The same single problem he is trying to avoid here infects all modal verbs, including 'is', in this kind of construction. It is always ambiguous whether a modal verb's referent, or the modal verb's sense, is complemented by a following 'not'.

(Wittgenstein in "The Blue Book" raises this as a way of indicating how deeply contextual even the most basic grammatical aspects of a language can be. Labeling the two options 'non' and 'ne', he points out some complex problems of the meaning of negation we solve constantly without realizing there ever was an ambiguity.)


Two clearer examples:

"He may not leave." can mean that he might stay or that he must stay.

"He could not finish the course." can mean that he is still in the course and might drop out, or that has dropped out already because he cannot finish it.

The meaning is totally dependent on its context.

And for your case:

"All dogs are not black" can mean that a randomly selected dog might not be black or that a randomly selected dog will not be black.


The problem is with the whole class of verbs, and not with the quantifier.

But the rigidity of the other quantifiers makes the ambiguity irrelevant.

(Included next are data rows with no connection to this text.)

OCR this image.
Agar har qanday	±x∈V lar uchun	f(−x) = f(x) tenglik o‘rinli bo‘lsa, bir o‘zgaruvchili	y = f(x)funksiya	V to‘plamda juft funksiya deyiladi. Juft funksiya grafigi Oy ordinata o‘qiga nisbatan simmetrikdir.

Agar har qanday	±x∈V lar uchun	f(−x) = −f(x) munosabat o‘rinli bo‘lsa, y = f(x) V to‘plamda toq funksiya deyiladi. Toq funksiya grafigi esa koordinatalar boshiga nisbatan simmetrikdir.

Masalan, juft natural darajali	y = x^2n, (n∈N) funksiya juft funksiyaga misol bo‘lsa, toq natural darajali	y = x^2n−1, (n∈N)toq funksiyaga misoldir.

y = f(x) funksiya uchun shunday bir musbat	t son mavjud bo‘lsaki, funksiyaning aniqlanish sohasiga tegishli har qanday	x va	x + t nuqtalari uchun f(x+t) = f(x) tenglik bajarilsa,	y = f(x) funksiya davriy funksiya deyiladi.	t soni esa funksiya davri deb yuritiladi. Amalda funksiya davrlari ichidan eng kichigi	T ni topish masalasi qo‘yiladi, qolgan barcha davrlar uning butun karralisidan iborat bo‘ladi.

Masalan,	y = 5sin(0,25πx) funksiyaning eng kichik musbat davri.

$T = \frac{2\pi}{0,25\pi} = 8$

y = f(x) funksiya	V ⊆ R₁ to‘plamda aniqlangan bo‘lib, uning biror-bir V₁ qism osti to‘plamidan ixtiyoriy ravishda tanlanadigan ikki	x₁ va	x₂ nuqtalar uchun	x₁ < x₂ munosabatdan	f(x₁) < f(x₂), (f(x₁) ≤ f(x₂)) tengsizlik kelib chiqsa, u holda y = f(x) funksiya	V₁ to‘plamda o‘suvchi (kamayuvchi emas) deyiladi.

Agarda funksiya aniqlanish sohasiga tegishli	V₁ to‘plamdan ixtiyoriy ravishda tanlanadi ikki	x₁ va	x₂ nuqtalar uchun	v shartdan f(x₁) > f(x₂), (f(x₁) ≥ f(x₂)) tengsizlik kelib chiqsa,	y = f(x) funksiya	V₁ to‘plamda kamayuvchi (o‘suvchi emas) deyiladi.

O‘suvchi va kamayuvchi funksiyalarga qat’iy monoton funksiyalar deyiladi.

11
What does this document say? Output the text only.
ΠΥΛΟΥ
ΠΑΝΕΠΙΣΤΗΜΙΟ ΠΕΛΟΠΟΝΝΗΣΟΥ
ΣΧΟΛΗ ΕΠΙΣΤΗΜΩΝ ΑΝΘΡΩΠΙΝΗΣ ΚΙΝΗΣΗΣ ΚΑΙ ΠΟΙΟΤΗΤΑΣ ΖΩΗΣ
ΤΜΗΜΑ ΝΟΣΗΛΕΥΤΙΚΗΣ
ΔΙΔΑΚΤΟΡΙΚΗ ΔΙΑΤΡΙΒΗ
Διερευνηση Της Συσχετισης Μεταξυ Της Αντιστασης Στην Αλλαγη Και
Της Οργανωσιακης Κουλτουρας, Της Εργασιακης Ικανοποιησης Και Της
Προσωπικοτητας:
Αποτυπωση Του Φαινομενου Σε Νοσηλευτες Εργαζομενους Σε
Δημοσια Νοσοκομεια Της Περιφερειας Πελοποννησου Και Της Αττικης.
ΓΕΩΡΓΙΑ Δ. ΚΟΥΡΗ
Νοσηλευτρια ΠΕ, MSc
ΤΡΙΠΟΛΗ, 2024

"Some dogs are not black" could theoretically mean there are dogs that might not be black or there are dogs that are non-black. But logically these have the same result: We cannot count on all dogs being black. It does not matter whether we know there are actual exceptions, or we only do not know whether-or-not there are exceptions.

"No dogs are not black" (besides just sounding stupid) could theoretically mean that there are no dogs that are not necessarily black or that there are no dogs that are non-black. Again, the more definite pronouncement swallows the less definite one logically, because the impossibility of a non-black dog rules out the impossibility of a possibly non-black dog, and vice-versus.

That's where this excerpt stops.